The volume of calls to the department is currently such that we may be unable to offer personalised advice for patients who are otherwise well but want to clarify the situation regarding self-isolating.

How do I avoid catching COVID-19?

The situation in the UK is changing rapidly with advice being updated daily and we therefore recommend that you follow the advice being provided by the NHS and the British Society for Rheumatology (BSR) , which are being reviewed and updated regularly.

As has been recommended by the Government, the best course of action is to reduce the risk of contracting COVID-19 is by hand washing and social distancing for those individuals in high risk groups.

Am I in a high-risk group?

We regard all patients with rheumatic diseases that need treatment with steroids (prednisolone) and immunosuppressants as being high-risk.

This does not include patients using colchicine, allopurinol, febuxostat, hydroxycholoquine, sulfasalazine or moderate doses of methotrexate (equal to or less than 15mg/week) or occasional use of steroids (such as "depo injections") unless you are over 70 or have another risk factor.

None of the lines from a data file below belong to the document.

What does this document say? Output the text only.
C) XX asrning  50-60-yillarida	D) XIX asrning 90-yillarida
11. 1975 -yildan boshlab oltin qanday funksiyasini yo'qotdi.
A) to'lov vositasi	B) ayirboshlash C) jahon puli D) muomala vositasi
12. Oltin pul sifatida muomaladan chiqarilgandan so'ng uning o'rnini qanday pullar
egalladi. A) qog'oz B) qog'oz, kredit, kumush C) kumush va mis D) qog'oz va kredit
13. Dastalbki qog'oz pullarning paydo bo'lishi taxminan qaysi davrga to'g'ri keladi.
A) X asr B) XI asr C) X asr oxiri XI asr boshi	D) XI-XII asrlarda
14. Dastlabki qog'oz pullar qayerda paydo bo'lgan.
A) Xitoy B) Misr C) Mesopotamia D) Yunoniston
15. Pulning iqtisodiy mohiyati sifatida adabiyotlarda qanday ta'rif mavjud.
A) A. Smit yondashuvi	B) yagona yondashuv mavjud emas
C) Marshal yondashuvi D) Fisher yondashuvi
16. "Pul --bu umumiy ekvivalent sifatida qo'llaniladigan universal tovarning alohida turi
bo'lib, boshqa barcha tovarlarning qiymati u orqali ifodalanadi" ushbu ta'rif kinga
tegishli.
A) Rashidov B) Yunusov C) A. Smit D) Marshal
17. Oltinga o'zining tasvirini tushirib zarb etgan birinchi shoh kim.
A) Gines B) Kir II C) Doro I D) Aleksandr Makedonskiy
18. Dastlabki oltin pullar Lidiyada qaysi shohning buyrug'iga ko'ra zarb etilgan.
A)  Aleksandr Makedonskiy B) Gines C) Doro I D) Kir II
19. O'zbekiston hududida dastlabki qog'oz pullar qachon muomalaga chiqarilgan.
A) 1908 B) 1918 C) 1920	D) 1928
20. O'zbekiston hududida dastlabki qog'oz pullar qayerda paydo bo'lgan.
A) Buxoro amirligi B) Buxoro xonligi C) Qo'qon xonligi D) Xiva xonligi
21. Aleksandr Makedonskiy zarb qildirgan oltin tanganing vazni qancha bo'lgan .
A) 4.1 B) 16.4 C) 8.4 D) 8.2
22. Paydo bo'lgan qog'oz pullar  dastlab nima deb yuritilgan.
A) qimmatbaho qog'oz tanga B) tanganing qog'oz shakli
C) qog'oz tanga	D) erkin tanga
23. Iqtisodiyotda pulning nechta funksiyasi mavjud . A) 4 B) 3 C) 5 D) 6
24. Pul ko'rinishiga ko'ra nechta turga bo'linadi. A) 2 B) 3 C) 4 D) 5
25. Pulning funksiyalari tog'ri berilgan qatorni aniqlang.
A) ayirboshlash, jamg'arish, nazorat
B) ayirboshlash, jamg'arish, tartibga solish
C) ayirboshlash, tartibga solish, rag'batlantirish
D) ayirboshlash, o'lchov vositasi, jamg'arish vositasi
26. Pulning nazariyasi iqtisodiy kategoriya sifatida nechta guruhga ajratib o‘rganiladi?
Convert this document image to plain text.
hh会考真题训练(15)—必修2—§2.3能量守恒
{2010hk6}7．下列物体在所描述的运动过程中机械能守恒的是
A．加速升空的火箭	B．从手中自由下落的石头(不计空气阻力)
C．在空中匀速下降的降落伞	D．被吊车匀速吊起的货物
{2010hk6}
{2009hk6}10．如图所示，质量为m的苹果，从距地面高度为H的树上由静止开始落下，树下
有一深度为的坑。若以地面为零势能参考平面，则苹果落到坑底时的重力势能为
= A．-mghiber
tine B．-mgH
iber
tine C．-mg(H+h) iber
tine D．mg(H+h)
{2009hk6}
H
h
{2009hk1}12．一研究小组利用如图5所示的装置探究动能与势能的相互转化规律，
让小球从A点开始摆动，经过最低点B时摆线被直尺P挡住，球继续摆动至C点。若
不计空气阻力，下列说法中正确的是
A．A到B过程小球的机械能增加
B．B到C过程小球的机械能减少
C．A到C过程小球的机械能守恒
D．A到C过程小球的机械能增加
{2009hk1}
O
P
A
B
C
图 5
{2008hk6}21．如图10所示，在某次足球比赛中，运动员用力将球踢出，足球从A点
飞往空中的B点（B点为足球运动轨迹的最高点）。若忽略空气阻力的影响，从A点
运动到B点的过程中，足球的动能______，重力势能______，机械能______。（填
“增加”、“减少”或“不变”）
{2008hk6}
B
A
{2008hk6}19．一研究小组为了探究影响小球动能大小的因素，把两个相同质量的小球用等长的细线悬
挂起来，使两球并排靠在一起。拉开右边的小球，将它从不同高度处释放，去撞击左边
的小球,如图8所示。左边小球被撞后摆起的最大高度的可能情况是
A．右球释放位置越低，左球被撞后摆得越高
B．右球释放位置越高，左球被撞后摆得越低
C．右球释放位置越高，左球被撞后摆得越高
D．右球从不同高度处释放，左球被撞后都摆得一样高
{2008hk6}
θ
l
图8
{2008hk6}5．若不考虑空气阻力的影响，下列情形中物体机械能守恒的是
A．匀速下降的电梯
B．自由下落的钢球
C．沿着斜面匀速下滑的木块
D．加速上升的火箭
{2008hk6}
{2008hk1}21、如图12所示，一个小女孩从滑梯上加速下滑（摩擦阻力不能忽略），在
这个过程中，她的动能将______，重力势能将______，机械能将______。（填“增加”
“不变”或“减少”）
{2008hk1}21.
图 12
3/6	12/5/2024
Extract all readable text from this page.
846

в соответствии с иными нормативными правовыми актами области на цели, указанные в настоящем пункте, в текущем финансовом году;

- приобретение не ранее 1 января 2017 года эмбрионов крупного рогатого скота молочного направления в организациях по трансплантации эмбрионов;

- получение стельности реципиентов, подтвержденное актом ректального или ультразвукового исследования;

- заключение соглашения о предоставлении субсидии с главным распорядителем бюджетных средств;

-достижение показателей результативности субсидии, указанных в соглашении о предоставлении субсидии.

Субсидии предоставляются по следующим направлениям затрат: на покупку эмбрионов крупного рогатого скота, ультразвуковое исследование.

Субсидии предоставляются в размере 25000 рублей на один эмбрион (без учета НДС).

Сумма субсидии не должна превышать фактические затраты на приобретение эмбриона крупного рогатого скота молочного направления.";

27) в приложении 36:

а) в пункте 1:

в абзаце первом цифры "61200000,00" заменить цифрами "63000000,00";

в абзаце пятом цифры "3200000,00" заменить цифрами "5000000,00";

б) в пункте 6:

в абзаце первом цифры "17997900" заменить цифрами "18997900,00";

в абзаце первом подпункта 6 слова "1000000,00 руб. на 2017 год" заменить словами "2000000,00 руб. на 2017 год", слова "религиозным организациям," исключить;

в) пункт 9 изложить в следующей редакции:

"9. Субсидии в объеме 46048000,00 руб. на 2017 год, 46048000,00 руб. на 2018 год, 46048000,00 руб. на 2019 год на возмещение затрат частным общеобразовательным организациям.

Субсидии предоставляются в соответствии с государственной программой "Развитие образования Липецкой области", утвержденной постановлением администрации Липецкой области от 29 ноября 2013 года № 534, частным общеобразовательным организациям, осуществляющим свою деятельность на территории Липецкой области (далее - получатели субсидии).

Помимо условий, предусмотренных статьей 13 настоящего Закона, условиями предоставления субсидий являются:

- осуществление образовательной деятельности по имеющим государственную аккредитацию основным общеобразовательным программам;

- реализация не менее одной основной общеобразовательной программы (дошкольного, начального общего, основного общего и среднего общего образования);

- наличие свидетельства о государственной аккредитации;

It is possible that future recommendations will suggest self-isolation.

Immunosuppressants that do fall within this group include:

  • long-term steroids
  • methotrexate (at doses greater than 15mg/week)
  • azathioprine
  • mycophenolate
  • ciclosporin
  • tacrolimus
  • leflunomide
  • Jak inhibitors (tofacitinib or baracitinib)
  • >"biologic" medicines which are given by injection or infusion.

We are unable to provide any additional information if you contact the department directly as we need to prioritise advising patients who have become unwell with their rheumatological condition.

Should I stop taking my immunosuppressant medication?

Our general advice is to continue your immunosuppressant medications because the health risk associated with a flare of your disease is likely to be greater than the risks associated with COVID-19. This is because:

  • of the symptoms of your disease itself
  • infection risk can be higher if your disease is not well controlled
  • if you had a flare, the treatments needed to control the flare could be risky.

If you develop a viral infection, immunosuppressants will need to be paused until you feel completely well, as with any infection.

What about steroids?

Steroids should not be stopped suddenly if you have taken more than 5mg for more than four weeks. The dose may need to be increased for those taking low doses of prednisolone who become moderately or severely unwell. Please make sure you tell the doctors treating you that you are taking steroids.

Should I attend my appointment?

We are moving to telephone consultations to reduce the need for patients to travel and attend hospital. If your clinic appointment is changed to a phone consultation, you should receive notification of this in advance.

If you need blood tests, we will arrange this at the time. We are able to post medication for patients that require it and are self-isolating.

We appreciate that this is a significant change in how the NHS operates, but it is necessary to protect you and your family.

Please do not attend the hospital or your GP surgery if you have a continuous cough and/or a fever. Please follow NHS advice, which is regularly updated.